Look who’s talking—or reacting

When does a satirical performance go from a “joke” to an insult or a threat? Apparently, it depends—on who’s talking. When it’s President Duterte who “orders” a police provincial commander to “kill everybody” in his new place of assignment, the President is merely kidding, engaging in hyperbole, or pulling the public’s leg. We are not supposed to take offense.

But when a group of students, specifically the members of Skimmers, a student organization at the University of the Philippines Visayas, puts on a “cheer” performance that skewers, among others, the media, government policies and the President himself, they are “crossing the line” and insulting the government, if not the country.

It doesn’t seem to matter to pro-Duterte bashers that when the cheer routine contained the words “let’s kill this President,” this was followed by “charot!” which originated as gayspeak to mean a joke.

Indeed, the entire routine was a satirical, semicomic if rather pointed commentary on social and political issues. If anything, the main target of the performance seemed to be the media, represented by the cheer dancers clad in pink uniforms and holding outsize microphones, especially the lead “commentator” who brandished a microphone almost as big (and heavy?) as a barbell.

But the routine covered other matters as well, ranging from, as a statement of the National Union of Students of the Philippines mentioned: ending the culture of impunity, putting a stop to the commercialization of education, upholding the public character of state universities, and the need for legislators to focus on propeople laws. The student organization noted that “UP Visayas’ Cheering Competition has been a venue to tackle social issues being faced by each and every Filipino youth. Through the years, it has made itself not just a show of entertainment but also a venue to fearlessly feature social realities—realities that speak of the struggles of youth for education, of farmers’ rights to their own lands, of women’s rights to equality and of everyone’s struggle (for) just and lasting peace among others.”

Amid this slew of controversial issues certainly deserving of public attention, supporters of the Duterte administration could only focus on what they deemed were grave threats and even inciting to sedition.

“Inciting to sedition” is especially alarming, since the charge has been repeatedly used against critics of the Duterte regime, including Vice President Leni Robredo, former senator Antonio Trillanes, civil society leaders and even some priests and bishops.

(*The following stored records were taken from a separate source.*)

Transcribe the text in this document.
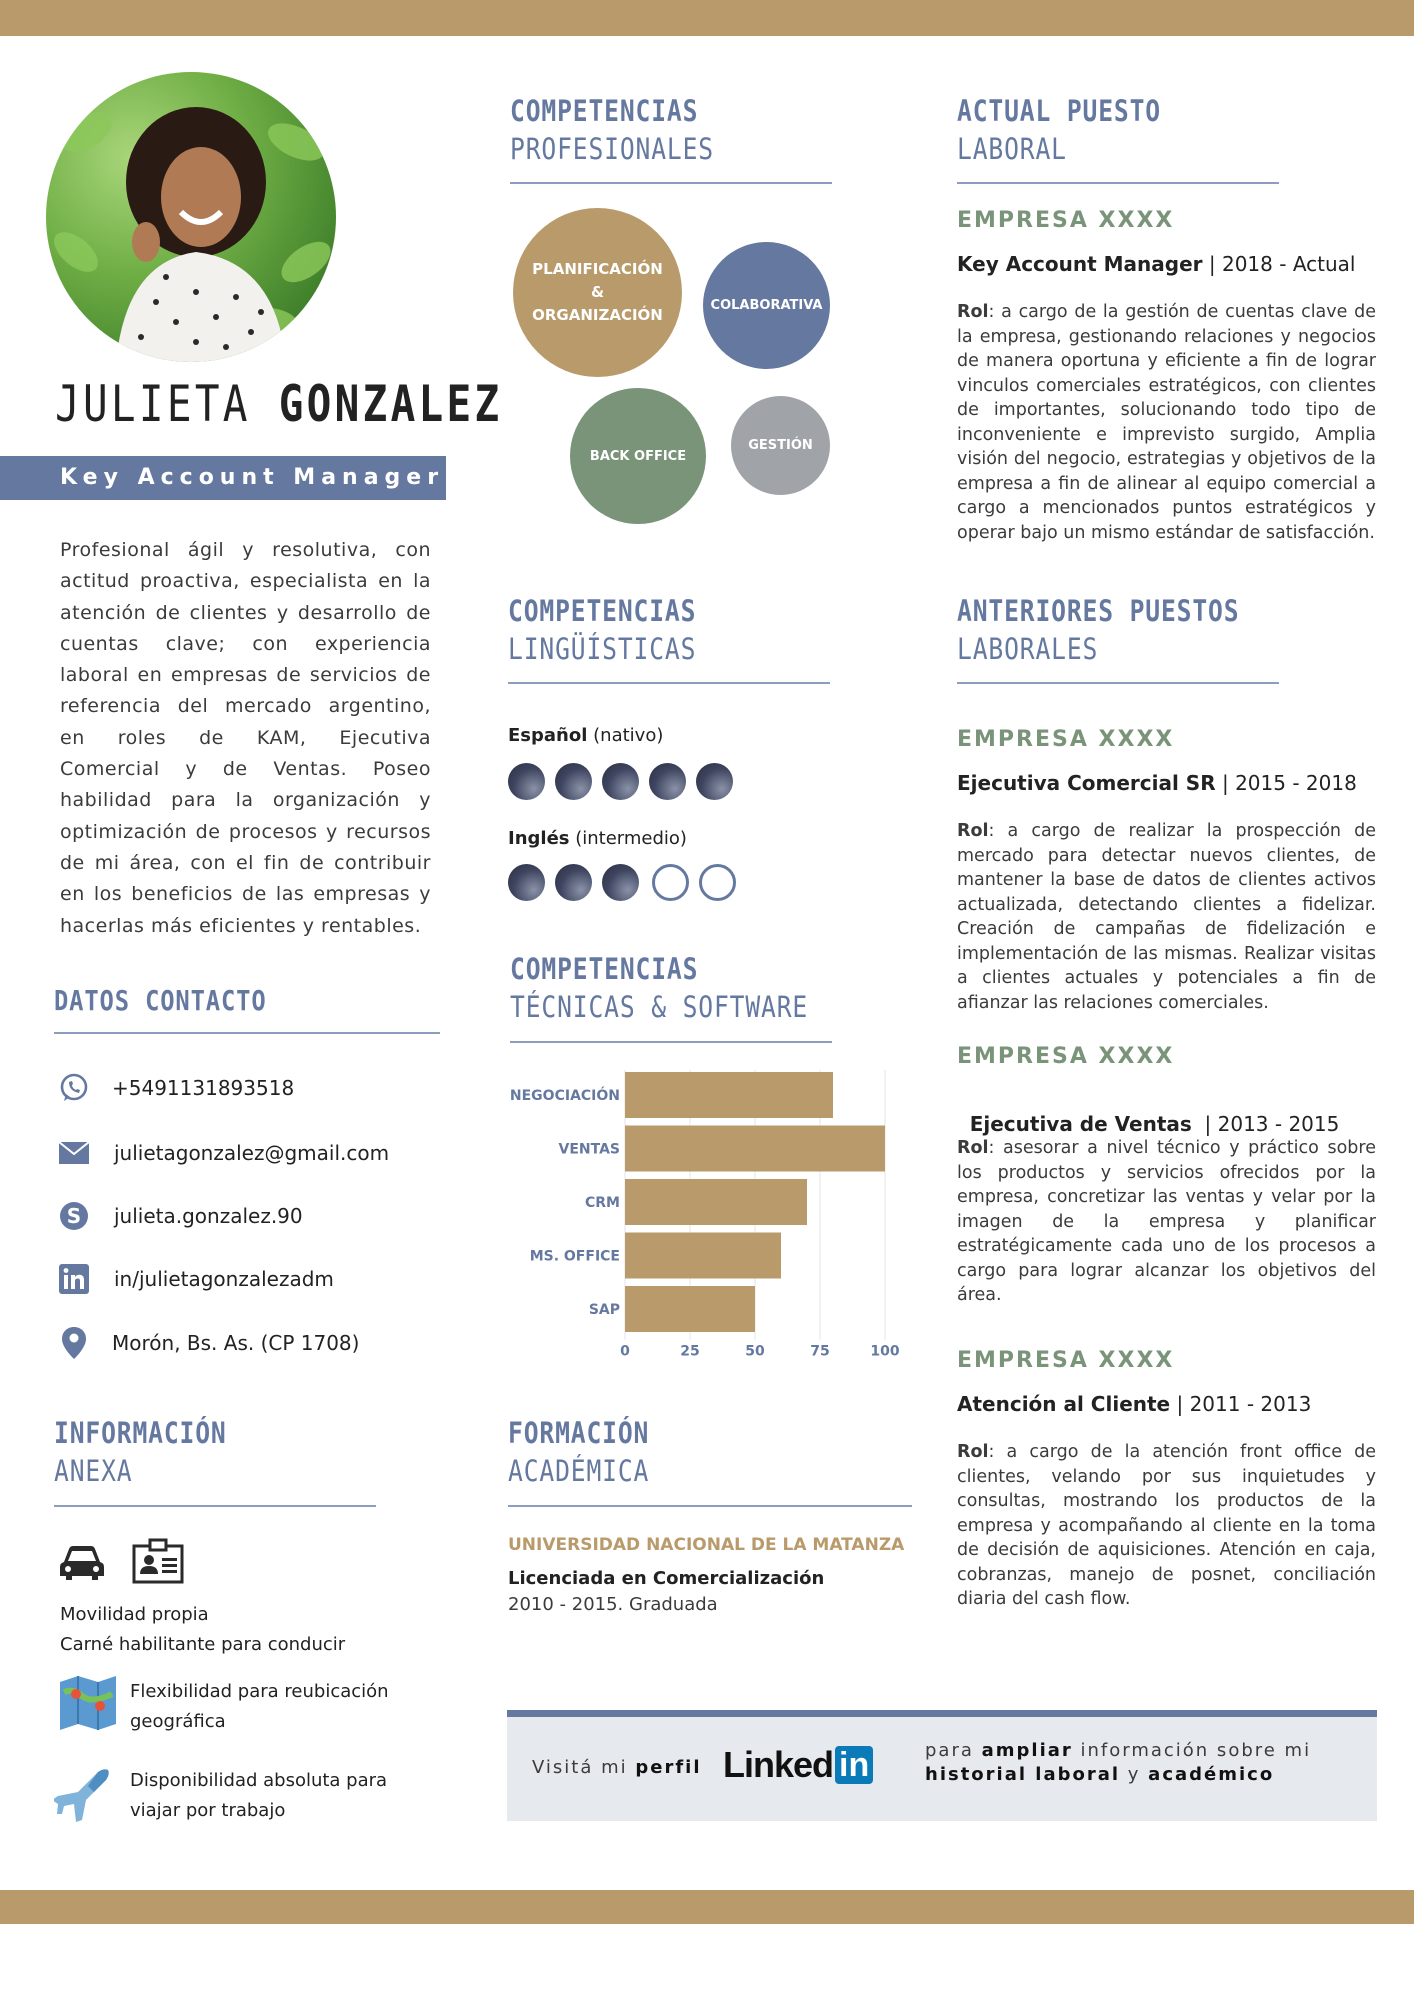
JULIETA GONZALEZ
Key Account Manager
Profesional ágil y resolutiva, con actitud proactiva, especialista en la atención de clientes y desarrollo de cuentas clave; con experiencia laboral en empresas de servicios de referencia del mercado argentino, en roles de KAM, Ejecutiva Comercial y de Ventas. Poseo habilidad para la organización y optimización de procesos y recursos de mi área, con el fin de contribuir en los beneficios de las empresas y hacerlas más eficientes y rentables.
DATOS CONTACTO
+5491131893518
julietagonzalez@gmail.com
S julieta.gonzalez.90
in/julietagonzalezadm
Morón, Bs. As. (CP 1708)
INFORMACIÓN
ANEXA
Movilidad propia
Carné habilitante para conducir
Flexibilidad para reubicación
geográfica
Disponibilidad absoluta para
viajar por trabajo
COMPETENCIAS
PROFESIONALES
PLANIFICACIÓN
&
ORGANIZACIÓN
COLABORATIVA
BACK OFFICE
GESTIÓN
COMPETENCIAS
LINGÜÍSTICAS
Español (nativo)
Inglés (intermedio)
COMPETENCIAS
TÉCNICAS & SOFTWARE
0	25	50	75	100
NEGOCIACIÓN
VENTAS
CRM
MS. OFFICE
SAP
FORMACIÓN
ACADÉMICA
UNIVERSIDAD NACIONAL DE LA MATANZA
Licenciada en Comercialización
2010 - 2015. Graduada
ACTUAL PUESTO
LABORAL
EMPRESA XXXX
Key Account Manager | 2018 - Actual
Rol: a cargo de la gestión de cuentas clave de la empresa, gestionando relaciones y negocios de manera oportuna y eficiente a fin de lograr vinculos comerciales estratégicos, con clientes de importantes, solucionando todo tipo de inconveniente e imprevisto surgido, Amplia visión del negocio, estrategias y objetivos de la empresa a fin de alinear al equipo comercial a cargo a mencionados puntos estratégicos y operar bajo un mismo estándar de satisfacción.
ANTERIORES PUESTOS
LABORALES
EMPRESA XXXX
Ejecutiva Comercial SR | 2015 - 2018
Rol: a cargo de realizar la prospección de mercado para detectar nuevos clientes, de mantener la base de datos de clientes activos actualizada, detectando clientes a fidelizar. Creación de campañas de fidelización e implementación de las mismas. Realizar visitas a clientes actuales y potenciales a fin de afianzar las relaciones comerciales.
EMPRESA XXXX

Ejecutiva de Ventas  | 2013 - 2015

Rol: asesorar a nivel técnico y práctico sobre los productos y servicios ofrecidos por la empresa, concretizar las ventas y velar por la imagen de la empresa y planificar estratégicamente cada uno de los procesos a cargo para lograr alcanzar los objetivos del área.
EMPRESA XXXX
Atención al Cliente | 2011 - 2013
Rol: a cargo de la atención front office de clientes, velando por sus inquietudes y consultas, mostrando los productos de la empresa y acompañando al cliente en la toma de decisión de aquisiciones. Atención en caja, cobranzas, manejo de posnet, conciliación diaria del cash flow.
Visitá mi perfil Linked in	para ampliar información sobre mi
historial laboral y académico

A firestorm of angry tweets, posts and blogs, much of it coming from the social media troops of Duterte followers, followed close on the heels of the video of the Skimmers’ routine, which quickly became viral upon its posting. In a particularly chilling move, the identities of the leaders and members of the Skimmers were posted on some pro-Duterte Facebook pages, which, given the “culture of impunity” that the cheerers decried, certainly put them in danger. Thankfully, the posts have since been taken down after being reported.

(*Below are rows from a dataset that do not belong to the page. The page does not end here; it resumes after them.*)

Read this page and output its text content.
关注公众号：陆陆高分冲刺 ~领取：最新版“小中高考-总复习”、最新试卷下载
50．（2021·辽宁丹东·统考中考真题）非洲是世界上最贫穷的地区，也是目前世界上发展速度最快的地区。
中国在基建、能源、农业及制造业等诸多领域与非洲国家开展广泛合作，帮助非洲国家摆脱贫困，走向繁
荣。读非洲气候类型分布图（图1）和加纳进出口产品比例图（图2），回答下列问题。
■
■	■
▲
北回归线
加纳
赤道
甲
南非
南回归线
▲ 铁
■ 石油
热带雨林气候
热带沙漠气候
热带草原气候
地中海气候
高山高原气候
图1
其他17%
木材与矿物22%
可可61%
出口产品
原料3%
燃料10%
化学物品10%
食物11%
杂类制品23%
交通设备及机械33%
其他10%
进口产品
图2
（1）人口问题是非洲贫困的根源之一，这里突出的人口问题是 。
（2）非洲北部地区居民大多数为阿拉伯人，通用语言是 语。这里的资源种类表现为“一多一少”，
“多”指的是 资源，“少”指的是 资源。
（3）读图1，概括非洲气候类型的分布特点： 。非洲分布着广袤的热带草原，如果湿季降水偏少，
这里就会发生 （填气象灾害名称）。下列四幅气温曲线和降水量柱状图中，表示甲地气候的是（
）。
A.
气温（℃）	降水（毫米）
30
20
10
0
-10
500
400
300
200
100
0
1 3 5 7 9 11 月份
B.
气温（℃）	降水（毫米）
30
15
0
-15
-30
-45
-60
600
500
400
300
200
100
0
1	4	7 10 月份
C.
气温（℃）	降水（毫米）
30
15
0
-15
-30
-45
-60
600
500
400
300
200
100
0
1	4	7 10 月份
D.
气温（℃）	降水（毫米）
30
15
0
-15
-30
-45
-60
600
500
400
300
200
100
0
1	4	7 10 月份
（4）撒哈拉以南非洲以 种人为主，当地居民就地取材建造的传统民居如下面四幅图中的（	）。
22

The student council of UP Visayas pointed out, though, that the attacks against the Skimmers “intensified” when Overseas Workers Welfare Administration deputy executive director Mocha Uson posted a clip of the routine on her personal blog. This, said the students, “inspired Duterte supporters to send video threats to several Skimmers cheerers, post their photos without consent… and red-tag the University along with its University Student Council.”

In reaction, UP Visayas students and other netizens began using the hashtag #HandsOffSkimmers through Twitter.

Presidential spokesperson Salvador Panelo has shrugged at the troll army’s campaign of harassment directed at the Skimmers, arguing that it was “only natural” for the President’s supporters to react that way. Malacañang would not intervene to caution them, he added, because “it’s a free country.”

The President’s rabid partisans ought to be reminded of that, and also of a Filipino saying: “Ang pikon talo”—the thin-skinned is always the loser. Given their leader’s proclivity for insults, crude language, crass manners and downright dangerous rhetoric, it’s the height of hypocrisy for them to now foam at the mouth in reaction to what is clearly a satirical performance. If expressing the wish to kill somebody is reprehensible, even if plainly said as a joke, why should this moral injunction apply to students and everybody else—but not to this President, whose words happen to be the most powerful in the land?